I found that I can run the ossart algogrithm in the example.py in my linux system. So I tried replace my geometry using the head phantom and found it hangg in the tigre.Ax. That is weired cause previously I could do the Ax and FDK for my own data. Here is the example code, I don't know if you can reproduce this.

from __future__ import division
from __future__ import print_function

import numpy as np
import tigre
import tigre.algorithms as algs
from tigre.utilities import sample_loader
from tigre.utilities.Measure_Quality import Measure_Quality
import tigre.utilities.gpu as gpu
import matplotlib.pyplot as plt
import os
os.environ["CUDA_DEVICE_ORDER"] = "PCI_BUS_ID"
os.environ["CUDA_VISIBLE_DEVICES"] = "2"
### This is just a basic example of very few TIGRE functionallity.
# We hihgly recomend checking the Demos folder, where most if not all features of tigre are demoed.

listGpuNames = gpu.getGpuNames()
if len(listGpuNames) == 0:
    print("Error: No gpu found")
else:
    for id in range(len(listGpuNames)):
        print("{}: {}".format(id, listGpuNames[id]))

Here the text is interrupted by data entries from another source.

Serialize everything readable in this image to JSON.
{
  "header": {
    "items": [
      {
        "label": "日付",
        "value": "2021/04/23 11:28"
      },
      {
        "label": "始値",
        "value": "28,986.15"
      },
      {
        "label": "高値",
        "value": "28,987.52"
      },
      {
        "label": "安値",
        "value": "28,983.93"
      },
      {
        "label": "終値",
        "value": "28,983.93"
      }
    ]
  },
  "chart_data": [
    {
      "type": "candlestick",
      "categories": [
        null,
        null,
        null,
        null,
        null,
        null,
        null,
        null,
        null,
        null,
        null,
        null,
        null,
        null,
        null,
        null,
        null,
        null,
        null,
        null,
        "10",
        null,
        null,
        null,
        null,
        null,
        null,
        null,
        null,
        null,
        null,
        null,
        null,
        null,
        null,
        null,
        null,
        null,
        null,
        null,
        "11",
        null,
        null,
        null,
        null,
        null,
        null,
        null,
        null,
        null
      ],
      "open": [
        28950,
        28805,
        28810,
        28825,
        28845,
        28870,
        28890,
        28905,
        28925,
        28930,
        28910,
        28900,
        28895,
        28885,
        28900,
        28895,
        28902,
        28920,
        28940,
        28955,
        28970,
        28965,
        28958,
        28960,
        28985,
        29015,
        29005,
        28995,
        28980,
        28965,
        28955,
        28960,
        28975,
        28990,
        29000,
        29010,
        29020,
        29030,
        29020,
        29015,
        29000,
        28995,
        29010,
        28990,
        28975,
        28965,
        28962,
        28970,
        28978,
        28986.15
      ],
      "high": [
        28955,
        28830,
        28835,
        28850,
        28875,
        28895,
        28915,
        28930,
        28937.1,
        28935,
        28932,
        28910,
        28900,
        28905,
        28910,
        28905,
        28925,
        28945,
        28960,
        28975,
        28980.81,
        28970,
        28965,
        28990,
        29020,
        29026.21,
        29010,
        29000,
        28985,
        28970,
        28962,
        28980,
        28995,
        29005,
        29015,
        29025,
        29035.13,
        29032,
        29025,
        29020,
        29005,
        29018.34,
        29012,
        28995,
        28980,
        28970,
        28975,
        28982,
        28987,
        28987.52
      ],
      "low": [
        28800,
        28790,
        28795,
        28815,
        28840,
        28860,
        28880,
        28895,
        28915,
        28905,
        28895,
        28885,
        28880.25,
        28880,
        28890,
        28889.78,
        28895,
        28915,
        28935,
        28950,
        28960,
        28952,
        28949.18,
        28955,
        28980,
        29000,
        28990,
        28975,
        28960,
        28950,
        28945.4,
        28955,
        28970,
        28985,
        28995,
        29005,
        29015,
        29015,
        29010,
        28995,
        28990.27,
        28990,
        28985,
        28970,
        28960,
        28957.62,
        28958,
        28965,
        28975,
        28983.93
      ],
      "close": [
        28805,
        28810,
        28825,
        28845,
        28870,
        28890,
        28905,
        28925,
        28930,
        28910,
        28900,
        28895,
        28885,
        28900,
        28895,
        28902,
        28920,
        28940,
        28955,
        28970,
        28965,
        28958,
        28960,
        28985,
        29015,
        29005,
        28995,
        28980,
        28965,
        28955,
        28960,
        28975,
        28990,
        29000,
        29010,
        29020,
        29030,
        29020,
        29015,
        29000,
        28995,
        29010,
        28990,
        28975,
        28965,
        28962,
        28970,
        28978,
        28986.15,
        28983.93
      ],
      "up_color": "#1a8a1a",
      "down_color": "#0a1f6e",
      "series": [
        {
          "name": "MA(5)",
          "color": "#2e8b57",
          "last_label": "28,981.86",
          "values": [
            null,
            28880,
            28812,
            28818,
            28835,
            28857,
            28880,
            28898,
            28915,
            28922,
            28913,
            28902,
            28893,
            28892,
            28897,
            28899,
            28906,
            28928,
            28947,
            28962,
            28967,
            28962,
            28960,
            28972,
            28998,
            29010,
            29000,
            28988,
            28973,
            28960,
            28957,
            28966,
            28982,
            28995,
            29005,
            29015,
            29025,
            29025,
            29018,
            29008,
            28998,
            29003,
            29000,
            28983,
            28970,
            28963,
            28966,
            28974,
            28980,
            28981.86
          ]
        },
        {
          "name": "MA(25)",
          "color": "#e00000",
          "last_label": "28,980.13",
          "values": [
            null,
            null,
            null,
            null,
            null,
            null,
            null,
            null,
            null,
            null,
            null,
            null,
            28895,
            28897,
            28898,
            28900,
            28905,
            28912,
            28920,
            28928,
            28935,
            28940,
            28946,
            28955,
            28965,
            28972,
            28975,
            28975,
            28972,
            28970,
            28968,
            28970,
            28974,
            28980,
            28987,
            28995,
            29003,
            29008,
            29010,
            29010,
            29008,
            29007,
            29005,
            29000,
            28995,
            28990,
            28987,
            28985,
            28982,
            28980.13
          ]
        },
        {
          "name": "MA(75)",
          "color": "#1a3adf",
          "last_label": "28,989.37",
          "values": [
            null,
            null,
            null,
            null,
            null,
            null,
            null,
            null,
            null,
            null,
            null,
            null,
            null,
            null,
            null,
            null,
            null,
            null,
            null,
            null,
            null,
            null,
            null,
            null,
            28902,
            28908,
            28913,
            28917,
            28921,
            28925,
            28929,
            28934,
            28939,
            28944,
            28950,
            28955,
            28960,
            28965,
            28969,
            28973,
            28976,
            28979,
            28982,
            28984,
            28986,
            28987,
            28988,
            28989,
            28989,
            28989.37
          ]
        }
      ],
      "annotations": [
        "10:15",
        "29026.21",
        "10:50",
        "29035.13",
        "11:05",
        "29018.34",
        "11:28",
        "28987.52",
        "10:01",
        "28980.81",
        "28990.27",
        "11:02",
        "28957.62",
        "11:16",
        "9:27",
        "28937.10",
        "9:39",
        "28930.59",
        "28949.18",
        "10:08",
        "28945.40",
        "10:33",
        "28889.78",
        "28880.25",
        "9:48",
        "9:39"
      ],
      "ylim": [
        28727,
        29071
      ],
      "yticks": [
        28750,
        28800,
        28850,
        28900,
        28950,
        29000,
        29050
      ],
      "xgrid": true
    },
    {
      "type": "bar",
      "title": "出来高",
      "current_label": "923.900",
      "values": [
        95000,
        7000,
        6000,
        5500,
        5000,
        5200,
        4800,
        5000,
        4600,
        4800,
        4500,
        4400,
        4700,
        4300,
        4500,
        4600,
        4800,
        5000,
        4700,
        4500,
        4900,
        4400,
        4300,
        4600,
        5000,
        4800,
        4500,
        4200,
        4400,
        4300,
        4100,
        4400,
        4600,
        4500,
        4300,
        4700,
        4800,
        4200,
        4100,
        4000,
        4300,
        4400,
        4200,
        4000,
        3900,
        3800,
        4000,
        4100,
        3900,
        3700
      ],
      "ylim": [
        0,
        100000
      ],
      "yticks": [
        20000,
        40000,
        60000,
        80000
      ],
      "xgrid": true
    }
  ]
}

gpuids = gpu.getGpuIds(listGpuNames[0])
print(gpuids)

# Geometry
# geo1 = tigre.geometry(mode='cone', high_resolution=False, default=True)
img_size = 256
geo = tigre.geometry(mode="cone")
geo.DSD = 950
geo.DSO = 540
geo.nDetector = np.array([1, 835]) 
geo.dDetector = np.array([1, 0.9643345*950 / 835])
geo.sDetector = geo.dDetector * geo.nDetector
geo.nVoxel = np.array([1, img_size, img_size])
geo.sVoxel = geo.nVoxel
geo.dVoxel = geo.sVoxel / geo.nVoxel 
geo.accuracy=0.5  
angles = np.linspace(0, np.pi/2, 180, dtype=np.float32)
# Prepare projection data
head = sample_loader.load_head_phantom(geo.nVoxel)
breakpoint()
proj = tigre.Ax(head, geo, angles, gpuids=gpuids)
test = tigre.Atb(proj,geo,angles,backprojection_type="matched",gpuids=gpuids)
# Reconstruct
niter = 20
fdkout = algs.fdk(proj, geo, angles, gpuids=gpuids)
breakpoint()
ossart = algs.ossart(proj, geo, angles, niter, blocksize=20, gpuids=gpuids)

# Measure Quality
# 'RMSE', 'MSSIM', 'SSD', 'UQI'
print("RMSE fdk:")
print(Measure_Quality(fdkout, head, ["nRMSE"]))
print("RMSE ossart")
print(Measure_Quality(ossart, head, ["nRMSE"]))

# Plot
fig, axes = plt.subplots(3, 2)
axes[0, 0].set_title("FDK")
axes[0, 0].imshow(fdkout[geo.nVoxel[0] // 2])
axes[1, 0].imshow(fdkout[:, geo.nVoxel[1] // 2, :])
axes[2, 0].imshow(fdkout[:, :, geo.nVoxel[2] // 2])
axes[0, 1].set_title("OS-SART")
axes[0, 1].imshow(ossart[geo.nVoxel[0] // 2])
axes[1, 1].imshow(ossart[:, geo.nVoxel[1] // 2, :])
axes[2, 1].imshow(ossart[:, :, geo.nVoxel[2] // 2])
plt.show()
# tigre.plotProj(proj)
# tigre.plotImg(fdkout)


So it hangs in the Ax in this code?
What if you make a different amount of GPUs visible? Are they all the same GPU?

yeah, it hangs in the Ax.
No it was not the same GPU. But in my another server, there are two same GPU. And it hangs in the same position.
image

Certainly with different GPUs behaviour is undefined, so that would be an issue.

I'll try your specific geometry. But out of curiosity, if you change the nvoxel/ndetector a bit, does it still hang?

Do you have any recommendation on how to change the nvoxel/ndetector?

Just give it a different value, just to see if its the specific values causing the issue.

Yes,after change it a bit. Still hang

Apologies, I don't seem to be able to reproduce this in any way. If you can pinpoint where the error is, do let me know.